Comentando as implicações políticas destes resultados, Simon Hix, coautor e presidente da cadeira de política comparada Stein Rokkan do Instituto Universitário Europeu de Florença, recordou a situação mundial em que vivemos.

“Num contexto de populismo agitado, que poderá atingir um novo pico com o regresso de Donald Trump à presidência dos EUA no final deste ano, os partidos das correntes políticas dominantes têm de acordar e fazer um balanço claro das exigências dos eleitores, reconhecendo simultaneamente a necessidade de uma Europa mais interventiva e poderosa na cena mundial.”

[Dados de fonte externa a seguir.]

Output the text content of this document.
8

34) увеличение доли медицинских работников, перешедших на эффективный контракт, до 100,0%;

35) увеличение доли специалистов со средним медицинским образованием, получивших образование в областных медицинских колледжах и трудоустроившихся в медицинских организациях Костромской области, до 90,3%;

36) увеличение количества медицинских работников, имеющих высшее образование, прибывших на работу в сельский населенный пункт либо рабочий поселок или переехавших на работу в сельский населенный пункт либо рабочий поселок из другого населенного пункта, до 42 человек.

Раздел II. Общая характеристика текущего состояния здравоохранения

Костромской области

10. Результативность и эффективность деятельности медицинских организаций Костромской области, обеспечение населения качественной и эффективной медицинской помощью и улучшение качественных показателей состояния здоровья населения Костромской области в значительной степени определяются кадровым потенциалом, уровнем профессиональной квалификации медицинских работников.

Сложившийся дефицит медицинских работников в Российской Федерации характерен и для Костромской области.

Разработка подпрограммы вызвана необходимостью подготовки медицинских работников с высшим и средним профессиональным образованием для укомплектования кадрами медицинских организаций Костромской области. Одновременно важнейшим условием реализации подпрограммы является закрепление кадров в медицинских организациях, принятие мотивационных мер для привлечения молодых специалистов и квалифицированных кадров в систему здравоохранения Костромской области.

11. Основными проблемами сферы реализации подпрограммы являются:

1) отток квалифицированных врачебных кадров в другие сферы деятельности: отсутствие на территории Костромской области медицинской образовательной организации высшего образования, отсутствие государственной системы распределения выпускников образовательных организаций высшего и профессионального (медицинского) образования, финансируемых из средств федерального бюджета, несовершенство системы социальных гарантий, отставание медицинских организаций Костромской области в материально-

Os partidos “populistas” antieuropeus estão em vias de emergir como os principais vencedores das próximas eleições europeias, com as projeções a mostrarem que estarão no topo das sondagens em países como a Áustria, a França e a Polónia, e que terão um forte desempenho na Alemanha, Espanha, Portugal e Suécia em junho de 2024. O declínio previsto do apoio aos partidos centristas até agora dominantes, juntamente com um aumento dos partidos extremistas e dos partidos mais pequenos, é suscetível de colocar ameaças significativas a pilares cruciais da agenda europeia, incluindo o Pacto Ecológico Europeu, as políticas migratórias, a continuação do apoio à Ucrânia e, mesmo, o futuro do alargamento da UE. 

O Chega pode passar a AD

Em Portugal as principais alterações, dadas pelo estudo, são a subida da extrema-direita, podendo eleger quatro eurodeputados, e a perda de três eurodeputados no grupo da Esquerda, que na anterior eleição tinham eleito dois do BE e dois da CDU. 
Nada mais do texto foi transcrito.